Le ministère souligne que les poursuites pénales devant le tribunal correctionnel doivent rester « exceptionnelles » et réservées « aux réitérants ou récidivistes ainsi qu'aux usagers refusant de se soumettre aux mesures alternatives ». A contrario, les peines à dominante sanitaire ou pédagogique - telles que l'ajournement et le sursis avec mise à l'épreuve et les peines de travail d'intérêt général - seront privilégiées.

Mineurs  : éviter la banalisation des faits

Lorsqu'un mineur est en cause, il convient de recourir automatiquement aux enquêtes de personnalité et de se rapprocher du service éducatif situé auprès du tribunal. Ces éléments permettront alors de déterminer si le mineur est en danger et d'envisager la solution la plus appropriée. Mais, «  quel que soit le contexte de [la] consommation [de stupéfiants] , l'acte d'usage doit donner lieu à une réponse judiciaire systématique, claire et lisible, tournée vers la prévention des récidives », soutient le ministère. Ainsi, les classements sans suite en opportunité ou assortis d'un rappel de la loi doivent rester une exception et se limiter « au cas où l'usage de stupéfiants paraît ne pas avoir dépassé le stade de l'expérimentation ». Le ministère considère en effet que ce type de réponse pénale comporte « une vocation pédagogique limitée et contribue à asseoir [un] sentiment de banalisation et d'impunité ». Si la consommation de drogues révèle « une problématique plus complexe chez le mineur ou une dangerosité particulière », le juge des enfants sera saisi et mettra en place une prise en charge globale (éducative et sanitaire). Dans les autres cas, il faudra envisager d'autres mesures telles que le classement sans suite sous condition avec orientation vers une structure à vocation sanitaire ou sociale, ou l'injonction thérapeutique, ordonnée uniquement dans les cas où « l'investissement parental semble être de bonne qualité », souligne la circulaire.

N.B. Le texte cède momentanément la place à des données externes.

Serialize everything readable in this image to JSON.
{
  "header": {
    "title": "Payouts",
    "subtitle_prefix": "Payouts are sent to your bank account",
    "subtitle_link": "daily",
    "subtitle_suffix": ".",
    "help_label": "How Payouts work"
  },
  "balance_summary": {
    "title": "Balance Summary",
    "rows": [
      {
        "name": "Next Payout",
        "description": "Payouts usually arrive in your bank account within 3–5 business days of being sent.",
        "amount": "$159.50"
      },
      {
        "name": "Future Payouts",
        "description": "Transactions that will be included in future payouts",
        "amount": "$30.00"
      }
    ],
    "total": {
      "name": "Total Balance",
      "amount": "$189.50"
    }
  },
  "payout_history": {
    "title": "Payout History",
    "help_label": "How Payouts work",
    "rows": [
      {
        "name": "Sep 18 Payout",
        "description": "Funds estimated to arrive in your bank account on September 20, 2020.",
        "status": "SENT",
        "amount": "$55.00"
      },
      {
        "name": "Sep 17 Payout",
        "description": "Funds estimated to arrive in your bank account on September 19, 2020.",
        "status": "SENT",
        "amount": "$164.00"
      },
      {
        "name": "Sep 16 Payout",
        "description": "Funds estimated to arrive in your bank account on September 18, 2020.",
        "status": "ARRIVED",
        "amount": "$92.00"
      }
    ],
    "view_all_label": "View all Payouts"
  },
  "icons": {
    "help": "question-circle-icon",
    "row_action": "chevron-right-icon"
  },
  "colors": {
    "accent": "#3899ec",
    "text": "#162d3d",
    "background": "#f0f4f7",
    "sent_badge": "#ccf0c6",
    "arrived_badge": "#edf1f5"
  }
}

(Circulaire CRIM 05 1 G4-08042005, à paraître au Bulletin officiel du ministère de la Justice)
Notes

(1)  Voir ASH n° 2370 du 17-08-04.

(2)  Celui-ci pourrait notamment prévoir l'élaboration d'un diagnostic préalable à la mise en place de la convention d'objectifs, l'évaluation des mesures jugées prioritaires ou le développement de la prise en charge des mineurs et des jeunes majeurs.

(3)  Cette orientation se fondera sur des éléments tels que la régularité de la consommation, les difficultés d'ordre familial, social, professionnel ou scolaire.

(4)  Une convention devra alors être passée avec un établissement de soins de manière à assurer une prise en charge au moins partielle des frais médicaux et à éviter une discrimination fondée sur les revenus.